According to The Nigeria Cyber Security Report 2016, systems found to be most at risk were MikroTik routers, Apache HTTPD web servers, IIS Servers and Cisco routers. The most vulnerable applications identified were exchange servers and those running Microsoft Outlook Web Applications emerged as the most common.
The report warns that security breaches, especially those perpetrated by internal staff are becoming more sophisticated. Effectively, it took up to one year to detect an external cyber-attack and resolve it.  The average time taken to detect an external attack in a typical organisation in Nigeria was 260 days and another 80 days to resolve the attack. The report reveals that it in many organizations, it took them nearly two years to detect and resolve malicious insider attacks. This especially apparent in organisations that had not invested in cyber security products that facilitate anticipation, detection, recovery and containment of cybercrime.
Makatiani explained that many of organizations had been found to maintain administrative interfaces viewable from anywhere on the Internet and that their owners had failed to take preventive cautionary measures, including changing manufacturers’ default passwords. During the study, the research team came across a total of 100,000 Internet routers and cameras publicly accessible to anyone who could get to them via the Internet.

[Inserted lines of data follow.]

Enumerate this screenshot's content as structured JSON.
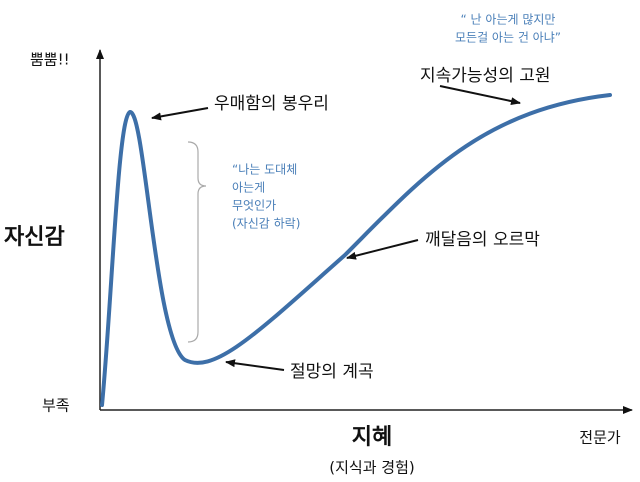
{
  "y_axis": {
    "top": "뿜뿜!!",
    "label": "자신감",
    "bottom": "부족"
  },
  "x_axis": {
    "label": "지혜",
    "sublabel": "(지식과 경험)",
    "end": "전문가"
  },
  "stages": [
    "우매함의 봉우리",
    "절망의 계곡",
    "깨달음의 오르막",
    "지속가능성의 고원"
  ],
  "quotes": [
    {
      "lines": [
        "“ 난 아는게 많지만",
        "모든걸 아는 건 아냐”"
      ]
    },
    {
      "lines": [
        "“나는 도대체",
        "아는게",
        "무엇인가",
        "(자신감 하락)"
      ]
    }
  ]
}
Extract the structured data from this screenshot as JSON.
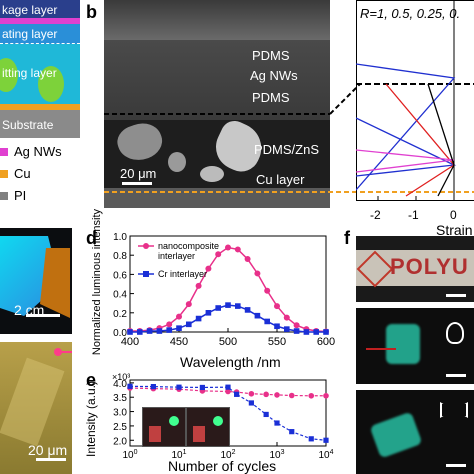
{
  "layer_stack": {
    "layers": [
      "kage layer",
      "ating layer",
      "itting layer",
      "Substrate"
    ]
  },
  "legend_a": {
    "items": [
      {
        "label": "Ag NWs",
        "color": "#e040d0"
      },
      {
        "label": "Cu",
        "color": "#f0a020"
      },
      {
        "label": "PI",
        "color": "#808080"
      }
    ]
  },
  "panel_b": {
    "letter": "b",
    "labels": [
      "PDMS",
      "Ag NWs",
      "PDMS",
      "PDMS/ZnS",
      "Cu layer"
    ],
    "scale_bar": "20 μm"
  },
  "panel_strain": {
    "r_label": "R=1, 0.5, 0.25, 0.",
    "xlabel": "Strain",
    "ticks": [
      "-2",
      "-1",
      "0"
    ]
  },
  "panel_c": {
    "scale_top": "2 cm",
    "scale_bottom": "20 μm"
  },
  "panel_d": {
    "letter": "d",
    "ylabel": "Normalized luminous intensity",
    "xlabel": "Wavelength /nm",
    "legend": [
      "nanocomposite interlayer",
      "Cr interlayer"
    ]
  },
  "panel_e": {
    "letter": "e",
    "ylabel": "Intensity (a.u.)",
    "xlabel": "Number of cycles",
    "exponent": "×10³"
  },
  "panel_f": {
    "letter": "f",
    "sign_text": "POLYU"
  },
  "chart_data": [
    {
      "type": "line",
      "xlabel": "Wavelength /nm",
      "ylabel": "Normalized luminous intensity",
      "xlim": [
        400,
        600
      ],
      "ylim": [
        0,
        1.0
      ],
      "xticks": [
        400,
        450,
        500,
        550,
        600
      ],
      "yticks": [
        0.0,
        0.2,
        0.4,
        0.6,
        0.8,
        1.0
      ],
      "x": [
        400,
        410,
        420,
        430,
        440,
        450,
        460,
        470,
        480,
        490,
        500,
        510,
        520,
        530,
        540,
        550,
        560,
        570,
        580,
        590,
        600
      ],
      "series": [
        {
          "name": "nanocomposite interlayer",
          "color": "#e8308a",
          "values": [
            0.01,
            0.01,
            0.02,
            0.04,
            0.08,
            0.16,
            0.29,
            0.48,
            0.66,
            0.81,
            0.88,
            0.86,
            0.76,
            0.61,
            0.43,
            0.27,
            0.15,
            0.07,
            0.03,
            0.01,
            0.005
          ]
        },
        {
          "name": "Cr interlayer",
          "color": "#1a2fd6",
          "values": [
            0.0,
            0.0,
            0.01,
            0.01,
            0.02,
            0.04,
            0.08,
            0.14,
            0.2,
            0.25,
            0.28,
            0.27,
            0.23,
            0.17,
            0.11,
            0.06,
            0.03,
            0.01,
            0.0,
            0.0,
            0.0
          ]
        }
      ]
    },
    {
      "type": "line",
      "xlabel": "Number of cycles",
      "ylabel": "Intensity (a.u.)",
      "xscale": "log",
      "xlim": [
        1,
        10000
      ],
      "ylim": [
        1.8,
        4.1
      ],
      "xticks": [
        "10^0",
        "10^1",
        "10^2",
        "10^3",
        "10^4"
      ],
      "yticks": [
        2.0,
        2.5,
        3.0,
        3.5,
        4.0
      ],
      "series": [
        {
          "name": "nanocomposite interlayer",
          "color": "#e8308a",
          "x": [
            1,
            3,
            10,
            30,
            100,
            150,
            300,
            600,
            1000,
            2000,
            5000,
            10000
          ],
          "values": [
            3.82,
            3.8,
            3.78,
            3.72,
            3.7,
            3.68,
            3.62,
            3.6,
            3.58,
            3.56,
            3.55,
            3.55
          ]
        },
        {
          "name": "Cr interlayer",
          "color": "#1a2fd6",
          "x": [
            1,
            3,
            10,
            30,
            100,
            150,
            300,
            600,
            1000,
            2000,
            5000,
            10000
          ],
          "values": [
            3.88,
            3.87,
            3.85,
            3.84,
            3.85,
            3.6,
            3.3,
            2.9,
            2.6,
            2.3,
            2.05,
            2.0
          ]
        }
      ]
    }
  ]
}
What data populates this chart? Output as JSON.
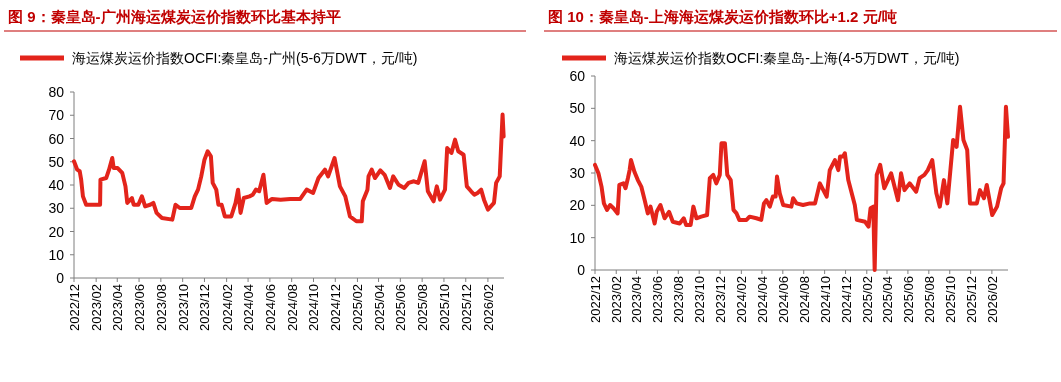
{
  "chart_data": [
    {
      "type": "line",
      "title": "图 9：秦皇岛-广州海运煤炭运价指数环比基本持平",
      "legend": "top",
      "ylim": [
        0,
        80
      ],
      "yticks": [
        0,
        10,
        20,
        30,
        40,
        50,
        60,
        70,
        80
      ],
      "xlim": [
        "2022-12-01",
        "2026-03-18"
      ],
      "xticks": [
        {
          "value": "2022-12-01",
          "label": "2022/12"
        },
        {
          "value": "2023-02-01",
          "label": "2023/02"
        },
        {
          "value": "2023-04-01",
          "label": "2023/04"
        },
        {
          "value": "2023-06-01",
          "label": "2023/06"
        },
        {
          "value": "2023-08-01",
          "label": "2023/08"
        },
        {
          "value": "2023-10-01",
          "label": "2023/10"
        },
        {
          "value": "2023-12-01",
          "label": "2023/12"
        },
        {
          "value": "2024-02-01",
          "label": "2024/02"
        },
        {
          "value": "2024-04-01",
          "label": "2024/04"
        },
        {
          "value": "2024-06-01",
          "label": "2024/06"
        },
        {
          "value": "2024-08-01",
          "label": "2024/08"
        },
        {
          "value": "2024-10-01",
          "label": "2024/10"
        },
        {
          "value": "2024-12-01",
          "label": "2024/12"
        },
        {
          "value": "2025-02-01",
          "label": "2025/02"
        },
        {
          "value": "2025-04-01",
          "label": "2025/04"
        },
        {
          "value": "2025-06-01",
          "label": "2025/06"
        },
        {
          "value": "2025-08-01",
          "label": "2025/08"
        },
        {
          "value": "2025-10-01",
          "label": "2025/10"
        },
        {
          "value": "2025-12-01",
          "label": "2025/12"
        },
        {
          "value": "2026-02-01",
          "label": "2026/02"
        }
      ],
      "series": [
        {
          "name": "海运煤炭运价指数OCFI:秦皇岛-广州(5-6万DWT，元/吨)",
          "color": "#e3241b",
          "x": [
            "2022-12-01",
            "2022-12-10",
            "2022-12-17",
            "2022-12-21",
            "2022-12-26",
            "2023-01-04",
            "2023-02-03",
            "2023-02-12",
            "2023-02-13",
            "2023-03-01",
            "2023-03-09",
            "2023-03-18",
            "2023-03-22",
            "2023-04-02",
            "2023-04-15",
            "2023-04-24",
            "2023-04-29",
            "2023-05-12",
            "2023-05-17",
            "2023-05-30",
            "2023-06-09",
            "2023-06-18",
            "2023-07-02",
            "2023-07-11",
            "2023-07-20",
            "2023-08-04",
            "2023-09-02",
            "2023-09-11",
            "2023-09-23",
            "2023-10-25",
            "2023-11-04",
            "2023-11-13",
            "2023-11-22",
            "2023-12-01",
            "2023-12-10",
            "2023-12-19",
            "2023-12-24",
            "2024-01-03",
            "2024-01-09",
            "2024-01-18",
            "2024-01-27",
            "2024-02-14",
            "2024-02-26",
            "2024-03-04",
            "2024-03-11",
            "2024-03-20",
            "2024-04-05",
            "2024-04-14",
            "2024-04-23",
            "2024-05-02",
            "2024-05-14",
            "2024-05-23",
            "2024-06-07",
            "2024-07-01",
            "2024-07-28",
            "2024-08-25",
            "2024-09-12",
            "2024-09-30",
            "2024-10-15",
            "2024-11-02",
            "2024-11-11",
            "2024-11-29",
            "2024-12-14",
            "2024-12-29",
            "2025-01-11",
            "2025-01-29",
            "2025-02-13",
            "2025-02-16",
            "2025-03-01",
            "2025-03-04",
            "2025-03-13",
            "2025-03-22",
            "2025-04-06",
            "2025-04-18",
            "2025-05-03",
            "2025-05-12",
            "2025-05-27",
            "2025-06-12",
            "2025-06-24",
            "2025-07-09",
            "2025-07-21",
            "2025-08-08",
            "2025-08-17",
            "2025-09-02",
            "2025-09-11",
            "2025-09-20",
            "2025-10-04",
            "2025-10-10",
            "2025-10-22",
            "2025-11-01",
            "2025-11-10",
            "2025-11-25",
            "2025-12-04",
            "2025-12-16",
            "2025-12-25",
            "2026-01-03",
            "2026-01-13",
            "2026-01-21",
            "2026-02-01",
            "2026-02-18",
            "2026-02-24",
            "2026-03-06",
            "2026-03-14",
            "2026-03-17"
          ],
          "values": [
            50.2,
            46.6,
            45.9,
            42.3,
            35.1,
            31.5,
            31.5,
            31.5,
            42.3,
            43,
            46.6,
            51.6,
            47.3,
            47.3,
            45.2,
            39.4,
            32.3,
            34.4,
            31.5,
            31.5,
            35.1,
            30.8,
            31.5,
            32.3,
            28,
            25.8,
            25.1,
            31.5,
            30.1,
            30.1,
            35.1,
            38,
            43.7,
            50.9,
            54.5,
            52.3,
            40.9,
            38,
            31.5,
            31.5,
            26.5,
            26.5,
            32.3,
            38,
            28,
            34.4,
            35.1,
            35.8,
            38,
            37.3,
            44.4,
            32.3,
            34,
            33.7,
            34,
            34,
            38,
            36.6,
            43,
            46.6,
            43.7,
            51.6,
            39.4,
            35.1,
            26.5,
            24.4,
            24.4,
            33,
            38,
            43.7,
            46.6,
            43,
            46.3,
            44.4,
            38.7,
            43.7,
            40.1,
            38.7,
            40.9,
            41.6,
            40.9,
            50.2,
            37.3,
            33,
            39.4,
            33.7,
            38,
            55.9,
            53.8,
            59.5,
            54.5,
            53,
            39.4,
            37.3,
            35.8,
            36.6,
            38,
            33.7,
            29.4,
            32.3,
            40.9,
            43.7,
            70.3,
            60.9
          ]
        }
      ]
    },
    {
      "type": "line",
      "title": "图 10：秦皇岛-上海海运煤炭运价指数环比+1.2 元/吨",
      "legend": "top",
      "ylim": [
        0,
        60
      ],
      "yticks": [
        0,
        10,
        20,
        30,
        40,
        50,
        60
      ],
      "xlim": [
        "2022-12-01",
        "2026-03-20"
      ],
      "xticks": [
        {
          "value": "2022-12-01",
          "label": "2022/12"
        },
        {
          "value": "2023-02-01",
          "label": "2023/02"
        },
        {
          "value": "2023-04-01",
          "label": "2023/04"
        },
        {
          "value": "2023-06-01",
          "label": "2023/06"
        },
        {
          "value": "2023-08-01",
          "label": "2023/08"
        },
        {
          "value": "2023-10-01",
          "label": "2023/10"
        },
        {
          "value": "2023-12-01",
          "label": "2023/12"
        },
        {
          "value": "2024-02-01",
          "label": "2024/02"
        },
        {
          "value": "2024-04-01",
          "label": "2024/04"
        },
        {
          "value": "2024-06-01",
          "label": "2024/06"
        },
        {
          "value": "2024-08-01",
          "label": "2024/08"
        },
        {
          "value": "2024-10-01",
          "label": "2024/10"
        },
        {
          "value": "2024-12-01",
          "label": "2024/12"
        },
        {
          "value": "2025-02-01",
          "label": "2025/02"
        },
        {
          "value": "2025-04-01",
          "label": "2025/04"
        },
        {
          "value": "2025-06-01",
          "label": "2025/06"
        },
        {
          "value": "2025-08-01",
          "label": "2025/08"
        },
        {
          "value": "2025-10-01",
          "label": "2025/10"
        },
        {
          "value": "2025-12-01",
          "label": "2025/12"
        },
        {
          "value": "2026-02-01",
          "label": "2026/02"
        }
      ],
      "series": [
        {
          "name": "海运煤炭运价指数OCFI:秦皇岛-上海(4-5万DWT，元/吨)",
          "color": "#e3241b",
          "x": [
            "2022-12-01",
            "2022-12-11",
            "2022-12-20",
            "2022-12-27",
            "2023-01-05",
            "2023-01-14",
            "2023-01-24",
            "2023-02-05",
            "2023-02-10",
            "2023-02-22",
            "2023-02-28",
            "2023-03-07",
            "2023-03-12",
            "2023-03-16",
            "2023-03-26",
            "2023-04-05",
            "2023-04-15",
            "2023-04-25",
            "2023-05-04",
            "2023-05-12",
            "2023-05-24",
            "2023-05-30",
            "2023-06-10",
            "2023-06-22",
            "2023-07-05",
            "2023-07-16",
            "2023-08-05",
            "2023-08-17",
            "2023-08-24",
            "2023-09-06",
            "2023-09-14",
            "2023-09-23",
            "2023-10-07",
            "2023-10-24",
            "2023-11-01",
            "2023-11-11",
            "2023-11-20",
            "2023-11-30",
            "2023-12-05",
            "2023-12-15",
            "2023-12-22",
            "2024-01-01",
            "2024-01-09",
            "2024-01-18",
            "2024-01-26",
            "2024-02-16",
            "2024-02-25",
            "2024-03-16",
            "2024-03-30",
            "2024-04-07",
            "2024-04-14",
            "2024-04-24",
            "2024-05-03",
            "2024-05-11",
            "2024-05-15",
            "2024-05-23",
            "2024-06-02",
            "2024-06-26",
            "2024-07-01",
            "2024-07-11",
            "2024-07-30",
            "2024-08-19",
            "2024-09-03",
            "2024-09-17",
            "2024-10-07",
            "2024-10-16",
            "2024-10-31",
            "2024-11-10",
            "2024-11-15",
            "2024-11-24",
            "2024-11-29",
            "2024-12-09",
            "2024-12-28",
            "2025-01-03",
            "2025-01-27",
            "2025-02-06",
            "2025-02-12",
            "2025-02-20",
            "2025-02-24",
            "2025-03-02",
            "2025-03-12",
            "2025-03-24",
            "2025-04-13",
            "2025-05-03",
            "2025-05-12",
            "2025-05-22",
            "2025-06-06",
            "2025-06-25",
            "2025-07-05",
            "2025-07-19",
            "2025-07-29",
            "2025-08-11",
            "2025-08-23",
            "2025-09-02",
            "2025-09-14",
            "2025-09-24",
            "2025-10-11",
            "2025-10-21",
            "2025-10-31",
            "2025-11-10",
            "2025-11-21",
            "2025-11-29",
            "2025-12-19",
            "2025-12-28",
            "2026-01-09",
            "2026-01-17",
            "2026-02-02",
            "2026-02-16",
            "2026-02-28",
            "2026-03-07",
            "2026-03-14",
            "2026-03-20"
          ],
          "values": [
            32.5,
            29.9,
            25.8,
            20.6,
            18.6,
            20.1,
            19.1,
            17.5,
            26.3,
            26.8,
            25.3,
            28.4,
            30.9,
            34,
            30.4,
            27.8,
            25.8,
            21.6,
            17.5,
            19.6,
            14.4,
            18,
            20.1,
            16,
            18,
            14.9,
            14.4,
            16,
            13.9,
            13.9,
            19.6,
            16,
            16.5,
            17,
            28.4,
            29.4,
            26.8,
            29.4,
            39.2,
            39.2,
            29.4,
            27.8,
            18.6,
            17.5,
            15.5,
            15.5,
            16.5,
            16,
            15.5,
            20.6,
            21.6,
            19.6,
            22.7,
            22.7,
            28.9,
            23.7,
            20.1,
            19.6,
            22.2,
            20.6,
            20.1,
            20.6,
            20.6,
            26.8,
            22.7,
            30.9,
            34,
            30.9,
            35.1,
            35.1,
            36.1,
            27.8,
            20.1,
            15.5,
            14.9,
            13.4,
            19.1,
            19.6,
            0,
            29.4,
            32.5,
            25.3,
            29.9,
            21.6,
            29.9,
            24.7,
            26.8,
            24.2,
            28.4,
            29.4,
            30.9,
            34,
            23.7,
            19.6,
            27.8,
            20.6,
            40.2,
            38.1,
            50.5,
            40.2,
            37.1,
            20.6,
            20.6,
            24.7,
            22.2,
            26.3,
            17,
            19.6,
            25.3,
            26.8,
            50.5,
            41.2
          ]
        }
      ]
    }
  ]
}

Ikechukwu Nnamani, President of Demadiur Systems and the local research lead, added that Nigeria as a country has not yet established any process to track and capture cyber criminals.
“To counter this situation, Nigerians installing these Internet access systems in their homes/office networks must work with cyber security experts to ensure that they are not exposed. Similarly, companies need to raise their degree of vigilance with the IT teams required to invest more time and resources in auditing their entire systems and establishing modalities to reduce breaching incidences,” said Nnamani.